You ask how the task is going.

Someone tells you that there has been 2 days of actual duration and an estimated 1 day remains. The initial 4 days estimate is irrelevant at this point. Those are the facts, that’s the picture, all that’s needed is to put the right data in the right slot.

Member for

19 years 11 months

Moutaz,

please read the first sentence of the MSP Help for the % Complete field where it defines % complete as about duration (ie actual/Total) only.

Member for

19 years 11 months

James, thanks for the support.

But why not just do what I said?

Why mess with the Work when the update is all about the duration?

Member for

19 years 5 months

Moutaz,



My dear friend, Trevor, is trying to tell you that, in MSP, the "% Complete" column refers ONLY to the task DURATION. It does NOT represent the task’s physical % complete.

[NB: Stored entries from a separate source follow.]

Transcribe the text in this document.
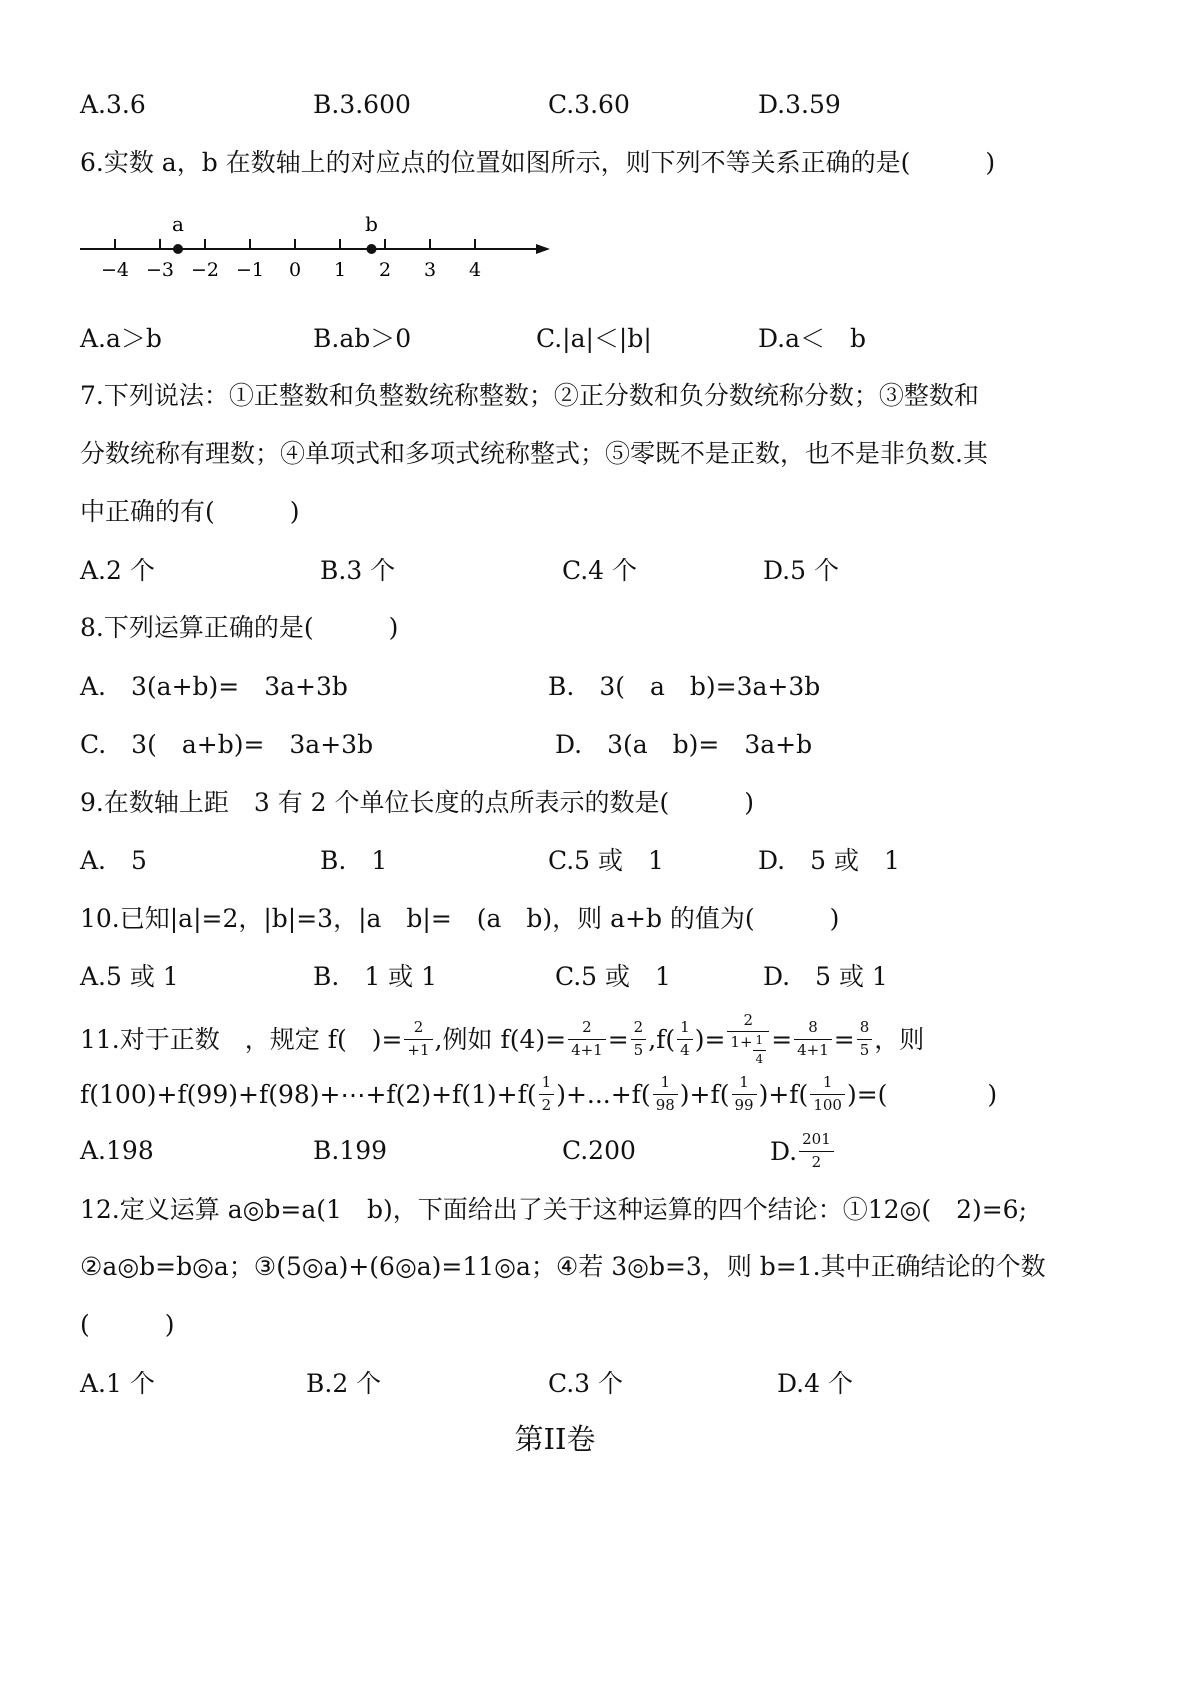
A.3.6	B.3.600	C.3.60	D.3.59
6.实数 a，b 在数轴上的对应点的位置如图所示，则下列不等关系正确的是(　　　)
−4 −3 −2 −1 0 1 2 3 4
a	b
A.a＞b	B.ab＞0	C.|a|＜|b|	D.a＜　b
7.下列说法：①正整数和负整数统称整数；②正分数和负分数统称分数；③整数和
分数统称有理数；④单项式和多项式统称整式；⑤零既不是正数，也不是非负数.其
中正确的有(　　　)
A.2 个	B.3 个	C.4 个	D.5 个
8.下列运算正确的是(　　　)
A.　3(a+b)=　3a+3b	B.　3(　a　b)=3a+3b
C.　3(　a+b)=　3a+3b	D.　3(a　b)=　3a+b
9.在数轴上距　3 有 2 个单位长度的点所表示的数是(　　　)
A.　5	B.　1	C.5 或　1	D.　5 或　1
10.已知|a|=2，|b|=3，|a　b|=　(a　b)，则 a+b 的值为(　　　)
A.5 或 1	B.　1 或 1	C.5 或　1	D.　5 或 1
11.对于正数　，规定 f(　)= $\frac{2}{+1}$ ,例如 $f(4)= \frac{2}{4+1} = \frac{2}{5} ,f( \frac{1}{4}$ )= $\frac{2}{1+ \frac{1}{4}} = \frac{8}{4+1} = \frac{8}{5}$ ，则
f(100)+f(99)+f(98)+⋯+f(2)+f(1)+f( $\frac{1}{2} )+...+f( \frac{1}{98} )+f( \frac{1}{99} )+f( \frac{1}{100}$ )=(　　　　)
A.198	B.199	C.200	D. $\frac{201}{2}$
12.定义运算 a◎b=a(1　b)，下面给出了关于这种运算的四个结论：①12◎(　2)=6;
②a◎b=b◎a；③(5◎a)+(6◎a)=11◎a；④若 3◎b=3，则 b=1.其中正确结论的个数
(　　　)
A.1 个	B.2 个	C.3 个	D.4 个
第II卷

Unfortunately, this is a trap into which many users fall into if they are unfamiliar with MSP. Remember, you can have completed 75% of the task, but be only 50% through the task’s duration. Therefore, the best way to represent this is by using "% Work Complete". By using WORK (hours) you may correctly represent whatever level of progress you so desire. You also have the opportunity to spread-out the REMAINING WORK so that the task finishes on the day that you desire.



HTH.



James.

Member for

19 years 11 months

If you really "need MS Project to calculate the remaining duration", stop using it because it doesn’t and it won’t.

Member for

19 years 11 months

Do you agree that Wednesday, which has not occurred yet, cannot possibly be part of the actual duration, yet that is what you are saying if you put in 75% Complete?

Member for

19 years 11 months

In MSP it is very easy. Try it. It works. It paintrs a picture of reality. It is very logical.

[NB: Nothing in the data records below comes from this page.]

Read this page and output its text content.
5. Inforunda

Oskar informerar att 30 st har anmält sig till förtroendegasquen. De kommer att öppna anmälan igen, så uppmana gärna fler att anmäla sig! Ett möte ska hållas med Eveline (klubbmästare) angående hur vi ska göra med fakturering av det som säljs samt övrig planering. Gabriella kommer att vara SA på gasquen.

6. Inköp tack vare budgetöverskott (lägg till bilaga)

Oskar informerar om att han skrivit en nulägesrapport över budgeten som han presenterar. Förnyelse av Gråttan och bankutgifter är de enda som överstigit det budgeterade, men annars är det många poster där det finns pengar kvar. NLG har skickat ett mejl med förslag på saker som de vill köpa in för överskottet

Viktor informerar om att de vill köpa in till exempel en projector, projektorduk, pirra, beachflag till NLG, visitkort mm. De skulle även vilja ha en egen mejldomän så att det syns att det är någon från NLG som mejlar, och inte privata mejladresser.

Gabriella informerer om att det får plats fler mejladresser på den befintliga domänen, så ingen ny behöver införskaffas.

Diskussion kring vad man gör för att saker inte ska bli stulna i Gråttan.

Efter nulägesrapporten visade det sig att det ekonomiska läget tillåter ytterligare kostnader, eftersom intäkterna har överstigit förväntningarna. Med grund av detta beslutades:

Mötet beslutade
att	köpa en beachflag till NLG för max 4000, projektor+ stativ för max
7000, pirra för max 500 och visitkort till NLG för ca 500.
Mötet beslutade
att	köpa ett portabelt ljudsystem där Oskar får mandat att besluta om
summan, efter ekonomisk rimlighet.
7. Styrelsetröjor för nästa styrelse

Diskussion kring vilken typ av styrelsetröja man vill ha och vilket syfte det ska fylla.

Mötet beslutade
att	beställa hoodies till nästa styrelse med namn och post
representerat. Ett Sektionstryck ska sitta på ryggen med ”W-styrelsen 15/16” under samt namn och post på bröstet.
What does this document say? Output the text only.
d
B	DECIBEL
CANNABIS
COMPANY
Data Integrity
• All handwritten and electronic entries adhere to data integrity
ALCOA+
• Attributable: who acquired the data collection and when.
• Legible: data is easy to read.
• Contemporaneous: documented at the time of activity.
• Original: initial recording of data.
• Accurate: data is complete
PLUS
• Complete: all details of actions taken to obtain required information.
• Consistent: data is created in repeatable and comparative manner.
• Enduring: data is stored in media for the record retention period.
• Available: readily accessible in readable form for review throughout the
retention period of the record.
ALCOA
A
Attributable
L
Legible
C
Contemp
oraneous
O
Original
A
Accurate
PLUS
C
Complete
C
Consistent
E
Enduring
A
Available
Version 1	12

You just put in the actual start, actual duration, then estimate the remaining duration.

Why do you expect software to estimate the remaining duration? How can it know how long the task will take?

Does it estimate the initial duration? No, a human does that.

Member for

21 years 10 months

Dear Trevor,



Thanks a lot for your explanation, but the last staement it is not logic cause I need MS Project to calculate the remaining duration, it is not logic to calculate the remaining duration for all started activities.

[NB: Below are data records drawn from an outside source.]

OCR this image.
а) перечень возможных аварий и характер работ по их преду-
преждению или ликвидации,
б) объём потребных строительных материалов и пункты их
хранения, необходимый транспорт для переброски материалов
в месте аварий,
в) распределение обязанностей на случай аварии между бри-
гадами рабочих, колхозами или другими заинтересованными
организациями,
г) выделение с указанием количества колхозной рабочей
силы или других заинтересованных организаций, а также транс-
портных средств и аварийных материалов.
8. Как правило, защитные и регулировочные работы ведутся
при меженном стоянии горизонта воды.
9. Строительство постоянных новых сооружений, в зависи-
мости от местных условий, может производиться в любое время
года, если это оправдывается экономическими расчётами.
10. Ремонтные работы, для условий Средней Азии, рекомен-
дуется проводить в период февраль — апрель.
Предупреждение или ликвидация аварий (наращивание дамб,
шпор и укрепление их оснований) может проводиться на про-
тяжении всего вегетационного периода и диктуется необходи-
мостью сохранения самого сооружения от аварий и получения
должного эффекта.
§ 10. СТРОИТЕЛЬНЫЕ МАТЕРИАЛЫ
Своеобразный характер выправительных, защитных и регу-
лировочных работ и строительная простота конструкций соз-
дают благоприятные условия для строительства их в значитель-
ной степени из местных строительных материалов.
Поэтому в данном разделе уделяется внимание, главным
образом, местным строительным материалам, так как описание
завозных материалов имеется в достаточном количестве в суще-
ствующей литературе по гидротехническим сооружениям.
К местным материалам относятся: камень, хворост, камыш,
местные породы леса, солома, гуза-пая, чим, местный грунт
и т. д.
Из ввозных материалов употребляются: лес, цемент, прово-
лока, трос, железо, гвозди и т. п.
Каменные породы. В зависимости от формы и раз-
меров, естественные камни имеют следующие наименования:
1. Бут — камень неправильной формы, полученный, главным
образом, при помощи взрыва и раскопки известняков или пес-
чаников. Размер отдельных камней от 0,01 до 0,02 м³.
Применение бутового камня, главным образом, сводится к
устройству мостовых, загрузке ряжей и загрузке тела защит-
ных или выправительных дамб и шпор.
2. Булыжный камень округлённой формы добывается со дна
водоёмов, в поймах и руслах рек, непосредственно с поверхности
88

In P3, it is so easy, just type the actual start, percent complete, actual finish (if there is) and run (schedule the data date), automatically, it gives you the remaining duration.



Regards,



Moutaz

Member for

19 years 11 months

Let me assume you are putting 75% into the % Complete column.

Unfortunately, this is wrong and I will explain why.



Suppose your 4 day Task has a planned start on Monday, and the 4 days are Monday, Tuesday, Wednesday and Thursday.

Suppose your Status Date is end of day 2, ie Tuesday.

Suppose the Task started, ie the Actual Start Date, as planned on Monday and was worked on continuously up to the Status Date.

The Actual Duration is the maximum Actual Duration, is 2 days, Monday and Tuesday.



If you use View, Table, Tracking, and type in the Actual Start Date and the Actual Duration, MSP will calculate the % Complete as 50% because % Complete is always Actual Duration divided by Total Duration, ie 2/4.



However, if you type 75 into the % Complete column, MSP will assume, reasonably, that the task started on the planned earliest start date, ie Monday, and you have just told MSP that 3 days of actual duration have elapsed out of 4 days of total duration. The last of those 3 days must be Wednesday. Please tell me how tomorrow can possibly be part of the actual duration when it has not occurred yet?



If on the other hand you think that 2 days represents 75% of the total duration, then the total duration, ie 100%, must be 2 x (4/3) = 8/3 = 2.6666666666666667 days.

2 days of actual duration are gone, therefore Remaining duration is 0.6666667 days, ie you expect the task to finish 2/3 into tomorrow, mid afternoon.

Just type in the actual start date, the actual duration and the estimate of remaining duration. There is no need to type anything into % Complete because MSP will always calulate it for you.